What began, in the U.S. interpretation, as an inspiring drive for democracy and freedom from dictators and public corruption has now become, for Washington, a coldly realpolitik calculation. As the Obama administration sees it, the military in Egypt is doing the dirty work of confronting radical political Islam, if harshly. In Syria, the main antagonists are both declared enemies of the United States, with Bashar al-Assad and Iran-supported Hezbollah aligning against al-Qaida-linked Islamist militias. Why shouldn't Washington's policy be to allow them to engage each other, thinning the ranks of each?
And by all accounts, the administration and the Pentagon simply don't want to risk the "blowback" that could occur if the Assad regime collapses and serious weapons fall into the hands of al-Qaida. As one Washington-based military expert points out, Assad is just not enough of a threat to U.S. interests. "Look at how long it took us to decide to back the mujahedeen in the 1980s against the Soviet Union. Syria is not the Soviet Union," the expert says.
Dempsey, in his letter, said that deciding what to do about Syria "is not about choosing between two sides but rather about choosing one among many sides." He added that "the side we choose must be ready to promote their interests and ours when the balance shifts in their favor. Today, they are not."
On Wednesday, in a replay of what happened a year ago, the administration appeared to push for more time in ascertaining whether Assad had used chemical weapons. White House spokesman Josh Earnest said the administration was "deeply concerned by reports that hundreds of Syrian civilians have been killed in an attack by Syrian government forces, including by the use of chemical weapons," but was working "to gather additional information."
This is familiar ground.

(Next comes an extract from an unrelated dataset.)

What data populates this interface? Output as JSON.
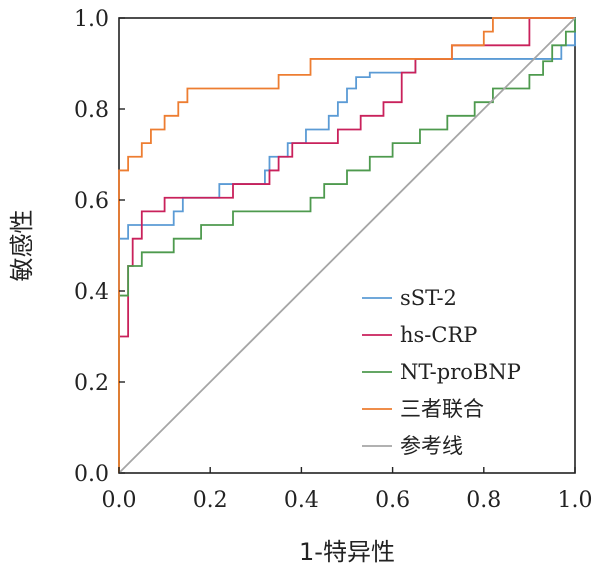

Back in June, Deputy National Security Adviser Ben Rhodes said in a statement that the administration would start supplying the Syrian rebels' "Supreme Military Council" and "consulting with Congress on these matters in the coming weeks." But there is little evidence that any military aid has reached the rebels.
President Obama's biggest problem in terms of his credibility is that he's wedded to a "narrative" that won't stand up to scrutiny any longer, says Landis. "We started this off saying it was about democracy and freedom. We've stuck to that interpretation. We didn't say this is about economic mismanagement and poverty," which is what the protests were largely about. But now "nobody believes they're democrats anymore. That's the problem. What we saw in Egypt signals that America has changed its mind and has backed away from the Muslim Brotherhood and all these Islamic groups. And the Syrian rebel groups are to the right of the Muslim Brotherhood."